HELMSLEY, All Saints (SE 613 839)     (May 2003)

(Bedrock:  Upper Jurassic, Upper Calcareous Grit Member)

 

This is a big nineteenth century church in a style that cannot quite decide between Norman and Early English. There are some re-used arch heads here, in both styles, so that has probably been allowed to generate the confusion, but added to this, the building was constructed by a  firm – that of Banks and Barry -  in 1886-9,  and while it is not without a certain grandeur, it nevertheless lacks the real individuality that can probably only be expected from a single artist working alone.

 

The re-used arches in the building include first, the round-headed Norman S. doorway, where an arch of four orders, all decorated with chevron, springs from the original scalloped capitals, and where the inner order of shafts has also been preserved.  Also round is the chancel arch inside the church, which is old from the capitals up.  These have leaf volutes, while the arch above is decorated with chevron and double cone mouldings around its two orders.
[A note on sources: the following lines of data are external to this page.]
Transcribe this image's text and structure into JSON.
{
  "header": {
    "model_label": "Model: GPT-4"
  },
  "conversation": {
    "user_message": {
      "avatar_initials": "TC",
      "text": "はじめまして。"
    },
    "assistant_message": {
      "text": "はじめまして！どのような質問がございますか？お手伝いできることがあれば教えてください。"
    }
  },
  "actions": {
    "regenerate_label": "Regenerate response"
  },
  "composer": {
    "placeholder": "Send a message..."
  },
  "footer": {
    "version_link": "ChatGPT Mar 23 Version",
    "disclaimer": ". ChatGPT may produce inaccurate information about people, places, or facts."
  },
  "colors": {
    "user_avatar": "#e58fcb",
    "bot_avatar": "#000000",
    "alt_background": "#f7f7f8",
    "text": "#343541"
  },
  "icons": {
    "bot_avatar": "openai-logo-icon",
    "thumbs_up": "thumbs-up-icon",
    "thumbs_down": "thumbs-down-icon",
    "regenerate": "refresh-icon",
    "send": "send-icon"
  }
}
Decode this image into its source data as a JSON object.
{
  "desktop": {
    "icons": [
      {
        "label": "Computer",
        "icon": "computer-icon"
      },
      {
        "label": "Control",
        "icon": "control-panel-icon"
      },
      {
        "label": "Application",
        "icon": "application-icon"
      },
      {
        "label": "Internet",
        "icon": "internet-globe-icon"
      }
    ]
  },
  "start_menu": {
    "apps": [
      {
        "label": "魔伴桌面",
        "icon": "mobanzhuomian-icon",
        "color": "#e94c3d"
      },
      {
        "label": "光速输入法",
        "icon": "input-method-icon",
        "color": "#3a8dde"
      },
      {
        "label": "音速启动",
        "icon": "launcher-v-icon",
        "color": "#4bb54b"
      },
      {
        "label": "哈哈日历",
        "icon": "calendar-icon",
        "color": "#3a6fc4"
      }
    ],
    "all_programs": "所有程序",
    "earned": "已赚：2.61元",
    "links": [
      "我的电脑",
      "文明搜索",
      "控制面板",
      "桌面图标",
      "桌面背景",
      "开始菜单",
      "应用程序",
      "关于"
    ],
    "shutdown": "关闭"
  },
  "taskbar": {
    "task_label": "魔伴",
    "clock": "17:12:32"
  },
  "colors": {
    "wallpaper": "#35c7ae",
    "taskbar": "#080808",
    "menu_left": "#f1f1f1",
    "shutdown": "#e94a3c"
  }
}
Thirdly, the N. arcade arches are original (but not the piers), though these are pointed now and devoid of mouldings.  All this re-used work can probably be ascribed to Norman-Transitional times, between, say, c. 1190 and c. 1210.  The masonry of the lowest stage of the tower and the N. aisle may only be a little later than this, but the details there are now Victorian.  Perhaps in carrying out their work, Banks and Barry were unsure whether to regard their commission as a reconstruction or a new build, and in fact, they fell between two stools.

 

That said, the W. tower (shown above, from the southeast) is well-proportioned and tall enough to appear above the roof tops almost anywhere in this small market town. Built in three stages with wide, shallow  buttresses, it rises to a parapet and large pinnacles at the corners, without crockets, which gives the structure a clean-cut but not a mediaeval appearance and should, perhaps, indicate that the architects knew what effect they wanted.  However, although the windows in the tower are all lancets, with two orders of colonnettes beside the tall bell-openings and one order of wider shafts in shaft rings elsewhere, the windows in the rest of the building alternate between Gothic and Romanesque, being round-headed in the porch, nave and chancel S. walls, and N. transept (see the chancel S. window, illustrated right), and pointed in the S. transept and chancel E. wall.  Moreover, the side shafts of the tower windows are repeated in the E. window and in the round-arched windows of the porch, nave S. wall and N. transept, but not in the pointed arches of the S. transept, where the lancet lights are entirely unadorned.  After this, perhaps it is no surprise that the N. aisle windows, although of the same date, are of a different style again - Decorated this time, with either two or three lights and reticulated tracery. Fortunately, the clear unfussy lines of the building, and the cool limestone ashlar used throughout, do a great deal to restore a sense of unity, and the building is not unpleasing even though it remains firmly in the second rank.

 

Internally, the renewed piers of the N. arcade (the church does not have a S. aisle) are quatrefoil in section, but the responds at the ends are semicircular.  The  transept  arches bear keel mouldings around their two orders, of which the inner springs from corbels, and the responds are elaborated with shafts at the angles.

 

The chancel and transept windows have an order of shafts beside the splays, but the lighting is too poor to see these clearly, especially in the chancel. Fortunately, heavy stained glass is absent in the N. aisle, allowing full view of the delicate painting of the aisle roof by Temple Moore (1856-1920), in red, green and black on a white background (shown left).    Moore’s churches vary widely in quality but he was capable of producing some very fine work, as may be seen, for example, at All Saints’ church, Peterborough.  His modest contribution here would have looked even better before the gaudy murals were added to the walls, both in this aisle and the S. transept, to the designs of the Rev. C.N. Gray in 1909.